On the line that says Install, there is a link called "Install the database", click on there to install all the tables. You should receive a success message as indicated in the following screenshot:
vCenter Orchestrator Server Certificate Configuration
Next up you need to Create/Import your Server Certificate. If you don't already have one (most people won't), then just create one. This certificate is used to sign any packages you create to send to others.
vCenter Orchestrator License Configuration
You'll need to provide your license on the Licenses tab. vCO 4.0.x uses the same license number as your vCenter Server. Please note that if you wish to create/edit workflows you must have a valid license for vCenter Server Standard or above. Lower level versions of vCenter Server will result in Read Only of vCO workflows. You must provide your vCO license BEFORE installing licenses for other plugins/applications - IE: Lifecycle Manager.

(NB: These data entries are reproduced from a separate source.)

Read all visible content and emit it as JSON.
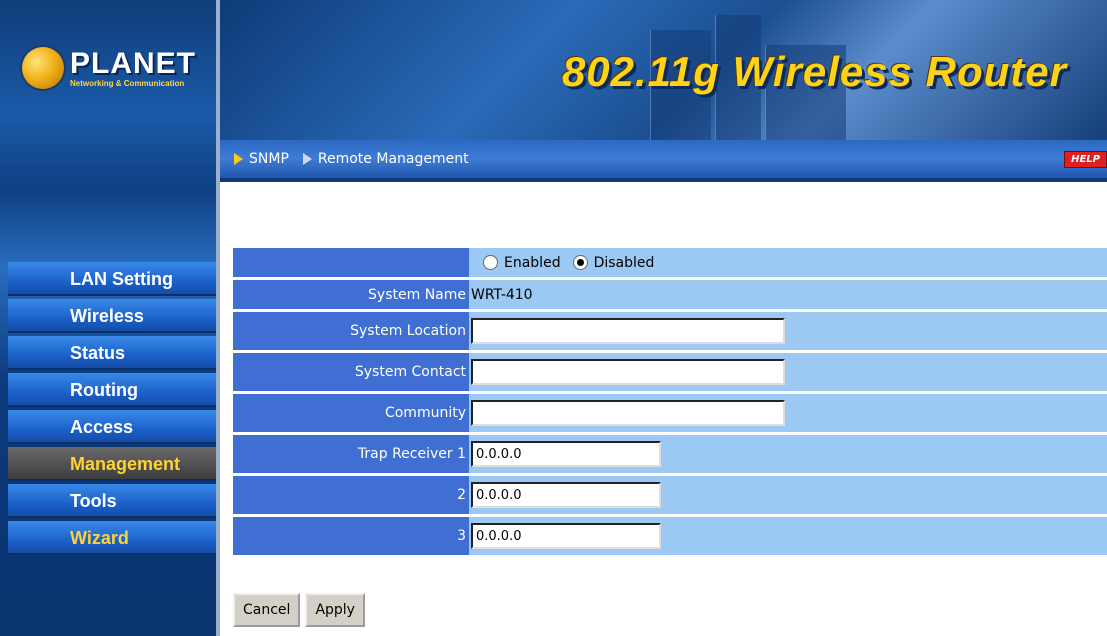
{
  "logo": {
    "brand": "PLANET",
    "tagline": "Networking & Communication"
  },
  "header": {
    "title": "802.11g Wireless Router"
  },
  "breadcrumb": {
    "section": "SNMP",
    "page": "Remote Management",
    "help_label": "HELP"
  },
  "sidebar": {
    "items": [
      {
        "label": "LAN Setting"
      },
      {
        "label": "Wireless"
      },
      {
        "label": "Status"
      },
      {
        "label": "Routing"
      },
      {
        "label": "Access"
      },
      {
        "label": "Management"
      },
      {
        "label": "Tools"
      },
      {
        "label": "Wizard"
      }
    ],
    "active": "Management"
  },
  "form": {
    "snmp_enabled_label": "Enabled",
    "snmp_disabled_label": "Disabled",
    "snmp_selected": "Disabled",
    "system_name_label": "System Name",
    "system_name_value": "WRT-410",
    "system_location_label": "System Location",
    "system_location_value": "",
    "system_contact_label": "System Contact",
    "system_contact_value": "",
    "community_label": "Community",
    "community_value": "",
    "trap1_label": "Trap Receiver 1",
    "trap1_value": "0.0.0.0",
    "trap2_label": "2",
    "trap2_value": "0.0.0.0",
    "trap3_label": "3",
    "trap3_value": "0.0.0.0"
  },
  "buttons": {
    "cancel": "Cancel",
    "apply": "Apply"
  },
  "colors": {
    "label_bg": "#3f6fd2",
    "value_bg": "#9cc8f4",
    "title_yellow": "#ffd21a",
    "active_menu": "#3a3a3a"
  }
}
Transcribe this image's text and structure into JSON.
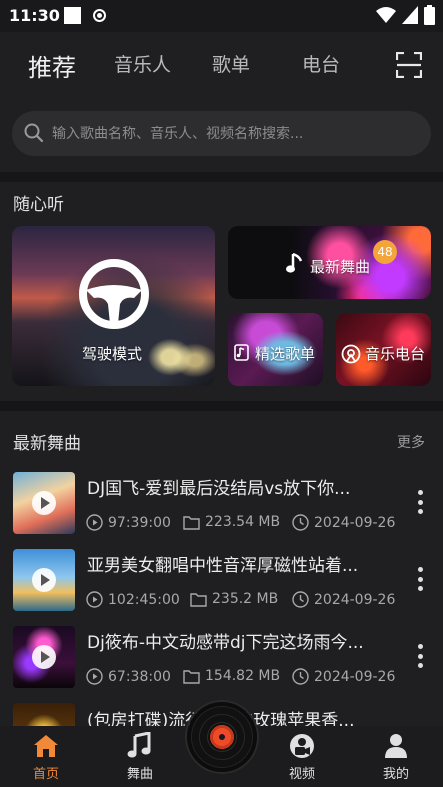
{
  "status_bar": {
    "time": "11:30"
  },
  "top_tabs": [
    {
      "label": "推荐",
      "active": true
    },
    {
      "label": "音乐人",
      "active": false
    },
    {
      "label": "歌单",
      "active": false
    },
    {
      "label": "电台",
      "active": false
    }
  ],
  "search": {
    "placeholder": "输入歌曲名称、音乐人、视频名称搜索..."
  },
  "section1": {
    "title": "随心听"
  },
  "cards": {
    "drive": "驾驶模式",
    "new_dance": "最新舞曲",
    "new_dance_badge": "48",
    "playlist": "精选歌单",
    "radio": "音乐电台"
  },
  "section2": {
    "title": "最新舞曲",
    "more": "更多"
  },
  "songs": [
    {
      "title": "DJ国飞-爱到最后没结局vs放下你...",
      "duration": "97:39:00",
      "size": "223.54 MB",
      "date": "2024-09-26"
    },
    {
      "title": "亚男美女翻唱中性音浑厚磁性站着...",
      "duration": "102:45:00",
      "size": "235.2 MB",
      "date": "2024-09-26"
    },
    {
      "title": "Dj筱布-中文动感带dj下完这场雨今...",
      "duration": "67:38:00",
      "size": "154.82 MB",
      "date": "2024-09-26"
    },
    {
      "title": "(包房打碟)流行中文的玫瑰苹果香..."
    }
  ],
  "bottom_nav": [
    {
      "label": "首页",
      "active": true
    },
    {
      "label": "舞曲",
      "active": false
    },
    {
      "label": "视频",
      "active": false
    },
    {
      "label": "我的",
      "active": false
    }
  ],
  "colors": {
    "accent": "#f08a3a",
    "background": "#1f1f21",
    "badge": "#f3a43b"
  }
}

vCenter Orchestrator Plugins Configuration
Click on the Plug-ins tab next and specify credentials for a vCO Admin member. This account will be used to install and execute the appropriate installation scripts and workflows to get the plugins fully installed. Apply Changes when done.
vCenter Orchestrator Mail Configuration
Many of the Mail workflows in vCO can use the Default Mail server values for sending e-mail notifications. If you wish to enable this feature, click on the Mail tab in the left pane, then click the Define default values checkbox and specify the appropriate details to your SMTP server and credentials if needed. Remember to allow the vCO server to send mail through your SMTP server if required.
vCenter Orchestrator vCenter Configuration
Next, you should specify one or more vCenter Servers. Be sure to specify "Share a unique session" as that is the recommended best practice. This option keeps a single connection to the vCenter Server for the API calls instead of having each vCO user spawn a connection to the vCenter Server.
vCenter Orchestrator Startup Options Configuration
By now, all of the little lights should be green so it is time to setup the Startup Options so click there.
Start off by clicking the link "Install vCO server as service"
Once that is completed, click on the "Start service" link as shown in the following screenshot:
vCenter Orchestrator Export Configuration
After all that work getting things configured, it is a good idea to export your configuration.
Go back to the General tab in the left pane, then click on the Export Configuration tab in the right pane. If you wish to password protect your configuration, enter one in the text box. Click Export when you're ready.
vCenter Orchestrator Client Login
You should now be able to launch the vCenter Orchestrator Client and connect to your vCO server.
After logging in, you should have a screen like this:
Under Workflows, there is a library of many sample workflows that you may use to build your own solutions :)
This completes the Configuration of vCenter Orchestrator.